Thanks for the chart Macrider. I do have the service manual which shows the checks to perform, though it doesn't look as thorough as that chart. I supplied it to the shop I took it to so they at least had some idea what they were looking at.

I have the tools and am fairly good with electrical stuff, but without a shop or a garage to work in and only limited time to commit to it I just haven't gone very far into it myself.

Right now though, I'm really leaning towards a problem with the starter motor itself. The battery shows fully charged but now doesn't want to crank over the bike. Originally the starter would spin pretty good but just not start. Now it seems to be getting worse and barely turning over despite a fully charged battery. Not sure if it is just because it's colder out, or if something is actually getting worse, but it would seem the load is just too much for the battery to handle. I've heard tells of odd problems on these caused by bad ignition switches, not sure if that was fixed by the 08 models or not, but maybe that is another possibility to look at.
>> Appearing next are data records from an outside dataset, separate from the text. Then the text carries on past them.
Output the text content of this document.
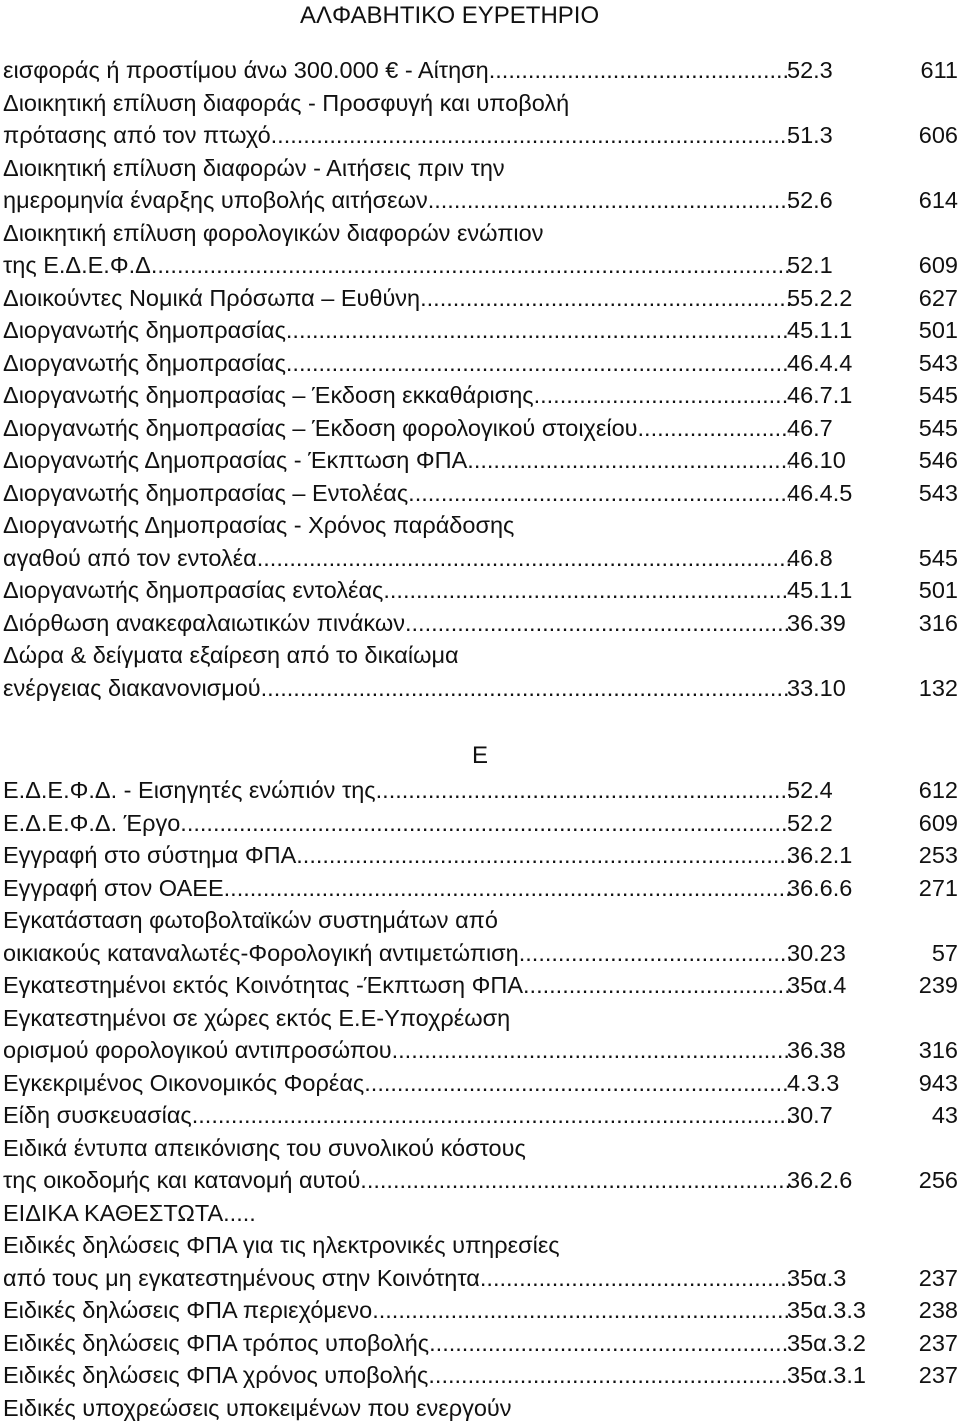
ΑΛΦΑΒΗΤΙΚΟ ΕΥΡΕΤΗΡΙΟ
εισφοράς ή προστίμου άνω 300.000 € - Αίτηση .....	52.3	611
Διοικητική επίλυση διαφοράς - Προσφυγή και υποβολή
πρότασης από τον πτωχό .....	51.3	606
Διοικητική επίλυση διαφορών - Αιτήσεις πριν την
ημερομηνία έναρξης υποβολής αιτήσεων .....	52.6	614
Διοικητική επίλυση φορολογικών διαφορών ενώπιον
της Ε.Δ.Ε.Φ.Δ .....	52.1	609
Διοικούντες Νομικά Πρόσωπα – Ευθύνη .....	55.2.2	627
Διοργανωτής δημοπρασίας .....	45.1.1	501
Διοργανωτής δημοπρασίας .....	46.4.4	543
Διοργανωτής δημοπρασίας – Έκδοση εκκαθάρισης .....	46.7.1	545
Διοργανωτής δημοπρασίας – Έκδοση φορολογικού στοιχείου .....	46.7	545
Διοργανωτής Δημοπρασίας - Έκπτωση ΦΠΑ .....	46.10	546
Διοργανωτής δημοπρασίας – Εντολέας .....	46.4.5	543
Διοργανωτής Δημοπρασίας - Χρόνος παράδοσης
αγαθού από τον εντολέα .....	46.8	545
Διοργανωτής δημοπρασίας εντολέας .....	45.1.1	501
Διόρθωση ανακεφαλαιωτικών πινάκων .....	36.39	316
Δώρα & δείγματα εξαίρεση από το δικαίωμα
ενέργειας διακανονισμού .....	33.10	132
Ε
Ε.Δ.Ε.Φ.Δ. - Εισηγητές ενώπιόν της .....	52.4	612
Ε.Δ.Ε.Φ.Δ. Έργο .....	52.2	609
Εγγραφή στο σύστημα ΦΠΑ .....	36.2.1	253
Εγγραφή στον ΟΑΕΕ .....	36.6.6	271
Εγκατάσταση φωτοβολταϊκών συστημάτων από
οικιακούς καταναλωτές-Φορολογική αντιμετώπιση .....	30.23	57
Εγκατεστημένοι εκτός Κοινότητας -Έκπτωση ΦΠΑ .....	35α.4	239
Εγκατεστημένοι σε χώρες εκτός Ε.Ε-Υποχρέωση
ορισμού φορολογικού αντιπροσώπου .....	36.38	316
Εγκεκριμένος Οικονομικός Φορέας .....	4.3.3	943
Είδη συσκευασίας .....	30.7	43
Ειδικά έντυπα απεικόνισης του συνολικού κόστους
της οικοδομής και κατανομή αυτού .....	36.2.6	256
ΕΙΔΙΚΑ ΚΑΘΕΣΤΩΤΑ .....
Ειδικές δηλώσεις ΦΠΑ για τις ηλεκτρονικές υπηρεσίες
από τους μη εγκατεστημένους στην Κοινότητα .....	35α.3	237
Ειδικές δηλώσεις ΦΠΑ περιεχόμενο .....	35α.3.3 238
Ειδικές δηλώσεις ΦΠΑ τρόπος υποβολής .....	35α.3.2 237
Ειδικές δηλώσεις ΦΠΑ χρόνος υποβολής .....	35α.3.1 237
Ειδικές υποχρεώσεις υποκειμένων που ενεργούν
Either way, I've spent enough time messing with it. With it being new I'm going to let the dealer earn their keep.
 
At near freezing temps, my bike obviously labors to turn over. The stock battery at full charge would crank fast enough to start for around 5-8 seconds. That was not near enough time to build fuel pressure and start. The odyssey can crank the bike cold for much longer even though it's laboring to turn the cold motor.

I think that even though it's a very light weight synthetic oil, the surfaces in the 2300cc engine are so much larger than any other bike, it causes alot of drag. I don't see how you could start one at all in the cold with a heavy weight oil like 50w.

But it does sound like a starter motor problem if it REALLY, really labors all the time.
Let us know what the shop comes up with, I'm curious what they find.

I've gotten in the habit of turning the bike on and off a couple times in the cold to build fuel pressure prior to cranking the motor in the hope of reducing the crank time. I don't know if it works or not, just sounds logical to me.